Der Qualm kräuselt sich um ihre dunklen, ausufernden Locken, die Perlenkette ist farblich mit dem weißen Deckblatt ihrer Zigarre abgestimmt. Und ihre Zigarre wiederum hält Maria-Pia Selva eigentlich immer in der Hand, ob sie gerade einen Preis entgegennimmt, eine flammende Rede hält oder mit den Menschengruppen diskutiert, die sich stets um sie scharen.

Die Dame ist eine echte Rarität. Die Pariserin mit den honduranischen Wurzeln ist weltweit die einzige Frau, die Zigarren produziert. Und sie hat es im Alleingang geschafft, Honduras zu einem Herkunftsland feinster Zigarren zu machen.

Maria-Pia Selva ist besser bekannt als Maya Selva. Die Zigarre, die sie herstellt, heißt "Flor de Selva" ("flor" bedeutet auf Deutsch "Blüte" und "selva" "Wald"). Kenner mögen sie wegen ihres fruchtig-holzigen Geschmacks, weil sie elegant ist und zu nahezu allem passt. Sie ist die Zigarre der Wahl, wenn eine kubanische ausgeschlossen ist, weil man noch etwas von seinem Drink schmecken will, man es aber gern ein wenig würziger hätte als bei einer Zigarre aus der Dominikanischen Republik. Dann empfiehlt sich eine "Honduranerin".

Nicht nur ein Männerspielzeug

Maya Selvas Karriere als Raucherin begann zunächst mit der Pfeife. Sie mochte den Geruch von Tabak und fand, dass das Gerät an ihr schick aussah. Ihre erste Zigarre kostete sie mit sechzehn Jahren, hoch über dem Atlantik im Flugzeug - heute kaum mehr vorstellbar. Als sie ein paar Jahre später zum Studium nach Paris ging, lernte sie den vertrauten Geruch schätzen. Er erinnerte sie an ihren Großvater, der seine Zigarren aus selbst angebautem Tabak drehte.

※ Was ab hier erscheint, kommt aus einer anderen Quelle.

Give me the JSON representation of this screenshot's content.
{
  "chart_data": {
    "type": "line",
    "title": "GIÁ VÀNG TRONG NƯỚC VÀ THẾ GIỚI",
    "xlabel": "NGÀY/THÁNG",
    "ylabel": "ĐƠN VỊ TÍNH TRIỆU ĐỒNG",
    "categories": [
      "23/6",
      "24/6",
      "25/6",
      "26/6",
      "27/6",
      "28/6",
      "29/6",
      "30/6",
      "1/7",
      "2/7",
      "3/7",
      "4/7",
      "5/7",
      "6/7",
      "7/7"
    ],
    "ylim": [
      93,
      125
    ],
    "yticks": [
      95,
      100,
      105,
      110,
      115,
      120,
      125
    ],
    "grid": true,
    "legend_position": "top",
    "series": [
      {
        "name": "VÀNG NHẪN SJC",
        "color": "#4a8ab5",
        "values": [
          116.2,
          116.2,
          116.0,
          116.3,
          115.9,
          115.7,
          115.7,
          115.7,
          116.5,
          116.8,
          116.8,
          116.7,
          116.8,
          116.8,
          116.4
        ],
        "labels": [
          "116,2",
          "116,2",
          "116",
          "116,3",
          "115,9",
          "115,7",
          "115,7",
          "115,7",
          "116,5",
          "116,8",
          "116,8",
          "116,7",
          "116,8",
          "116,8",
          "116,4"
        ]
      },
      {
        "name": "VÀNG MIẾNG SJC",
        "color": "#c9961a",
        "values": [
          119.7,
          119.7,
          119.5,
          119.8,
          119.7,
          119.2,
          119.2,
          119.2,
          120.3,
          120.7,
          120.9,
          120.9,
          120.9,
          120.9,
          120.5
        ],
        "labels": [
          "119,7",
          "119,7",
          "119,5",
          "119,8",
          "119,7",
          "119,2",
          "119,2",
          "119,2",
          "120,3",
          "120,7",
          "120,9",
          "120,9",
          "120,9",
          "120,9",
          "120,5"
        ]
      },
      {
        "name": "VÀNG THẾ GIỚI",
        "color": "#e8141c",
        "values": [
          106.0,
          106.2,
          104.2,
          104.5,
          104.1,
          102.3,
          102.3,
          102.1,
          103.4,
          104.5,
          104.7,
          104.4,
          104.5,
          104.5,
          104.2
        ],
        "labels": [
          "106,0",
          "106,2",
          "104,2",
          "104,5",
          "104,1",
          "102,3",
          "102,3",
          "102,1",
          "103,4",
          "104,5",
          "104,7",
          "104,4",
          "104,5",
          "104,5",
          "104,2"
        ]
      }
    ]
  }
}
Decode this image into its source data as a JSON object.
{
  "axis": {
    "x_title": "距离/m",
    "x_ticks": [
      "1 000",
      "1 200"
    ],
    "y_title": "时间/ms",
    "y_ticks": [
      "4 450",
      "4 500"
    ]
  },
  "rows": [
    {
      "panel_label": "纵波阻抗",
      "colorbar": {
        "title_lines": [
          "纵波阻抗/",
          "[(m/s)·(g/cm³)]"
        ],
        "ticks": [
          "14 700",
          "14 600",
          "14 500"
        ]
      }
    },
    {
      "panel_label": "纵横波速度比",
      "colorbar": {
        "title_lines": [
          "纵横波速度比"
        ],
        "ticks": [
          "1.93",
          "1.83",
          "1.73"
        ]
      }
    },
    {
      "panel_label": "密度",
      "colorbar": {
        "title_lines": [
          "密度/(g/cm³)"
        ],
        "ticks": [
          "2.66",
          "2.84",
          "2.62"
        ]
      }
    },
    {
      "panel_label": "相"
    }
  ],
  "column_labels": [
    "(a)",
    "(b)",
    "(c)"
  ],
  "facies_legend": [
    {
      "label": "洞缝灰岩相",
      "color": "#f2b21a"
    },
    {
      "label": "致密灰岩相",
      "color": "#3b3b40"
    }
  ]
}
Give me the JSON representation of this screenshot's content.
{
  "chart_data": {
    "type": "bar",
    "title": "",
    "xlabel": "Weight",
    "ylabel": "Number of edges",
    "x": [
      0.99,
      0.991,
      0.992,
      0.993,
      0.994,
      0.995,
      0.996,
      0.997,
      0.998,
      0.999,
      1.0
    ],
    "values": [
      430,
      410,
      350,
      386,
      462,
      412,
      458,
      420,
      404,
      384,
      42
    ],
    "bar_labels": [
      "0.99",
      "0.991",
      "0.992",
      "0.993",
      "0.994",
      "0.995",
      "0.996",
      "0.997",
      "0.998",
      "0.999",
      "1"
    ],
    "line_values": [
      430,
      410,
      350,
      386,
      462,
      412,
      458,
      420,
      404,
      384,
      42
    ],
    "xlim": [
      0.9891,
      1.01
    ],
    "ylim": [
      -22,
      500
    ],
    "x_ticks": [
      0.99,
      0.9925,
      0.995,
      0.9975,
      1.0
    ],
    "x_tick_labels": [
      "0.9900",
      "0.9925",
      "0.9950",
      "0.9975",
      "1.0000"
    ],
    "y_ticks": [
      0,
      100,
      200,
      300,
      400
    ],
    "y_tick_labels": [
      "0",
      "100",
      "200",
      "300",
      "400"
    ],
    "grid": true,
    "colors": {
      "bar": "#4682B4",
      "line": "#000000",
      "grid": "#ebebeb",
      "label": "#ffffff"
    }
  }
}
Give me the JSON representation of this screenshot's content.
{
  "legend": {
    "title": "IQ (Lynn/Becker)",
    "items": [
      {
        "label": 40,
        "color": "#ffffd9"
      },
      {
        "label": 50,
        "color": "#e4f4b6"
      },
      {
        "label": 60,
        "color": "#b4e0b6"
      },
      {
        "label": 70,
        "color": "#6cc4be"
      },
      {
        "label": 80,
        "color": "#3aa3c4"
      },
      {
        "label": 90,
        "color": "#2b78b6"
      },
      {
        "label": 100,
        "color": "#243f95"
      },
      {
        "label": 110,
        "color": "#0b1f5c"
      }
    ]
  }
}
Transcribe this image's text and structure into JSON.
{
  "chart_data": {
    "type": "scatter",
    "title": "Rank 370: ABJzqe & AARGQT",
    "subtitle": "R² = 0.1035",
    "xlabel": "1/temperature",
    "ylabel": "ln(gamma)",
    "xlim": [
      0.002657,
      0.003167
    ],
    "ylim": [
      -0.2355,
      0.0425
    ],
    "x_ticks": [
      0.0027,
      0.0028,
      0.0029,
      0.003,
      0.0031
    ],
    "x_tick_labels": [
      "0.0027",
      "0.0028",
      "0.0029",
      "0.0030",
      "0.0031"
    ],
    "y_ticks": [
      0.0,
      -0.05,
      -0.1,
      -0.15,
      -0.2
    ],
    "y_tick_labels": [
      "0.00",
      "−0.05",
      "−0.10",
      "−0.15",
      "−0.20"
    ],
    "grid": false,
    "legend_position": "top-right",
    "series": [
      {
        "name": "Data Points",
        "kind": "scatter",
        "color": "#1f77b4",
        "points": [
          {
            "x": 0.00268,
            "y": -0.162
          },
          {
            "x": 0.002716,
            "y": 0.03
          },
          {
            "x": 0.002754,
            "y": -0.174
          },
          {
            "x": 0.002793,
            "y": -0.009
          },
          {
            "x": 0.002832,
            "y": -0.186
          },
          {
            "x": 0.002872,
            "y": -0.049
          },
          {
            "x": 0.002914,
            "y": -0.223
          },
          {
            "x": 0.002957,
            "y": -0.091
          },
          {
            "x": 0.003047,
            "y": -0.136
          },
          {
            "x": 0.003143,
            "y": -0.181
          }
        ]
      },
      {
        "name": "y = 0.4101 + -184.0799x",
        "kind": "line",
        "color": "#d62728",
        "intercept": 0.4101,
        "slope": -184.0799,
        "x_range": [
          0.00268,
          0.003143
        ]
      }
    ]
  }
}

Doch auch in Paris, einst Heimat der kettenrauchenden Existenzialisten beiderlei Geschlechts, ist die Zigarre ein Männerspielzeug. "Als Frau ist das Zigarrerauchen immer noch etwas, das man alleine nicht tun kann - weder in einem Café noch anderswo in der Öffentlichkeit", sagt Selva. "Außer natürlich, man möchte angesprochen werden und Menschen kennenlernen. Dafür ist es perfekt."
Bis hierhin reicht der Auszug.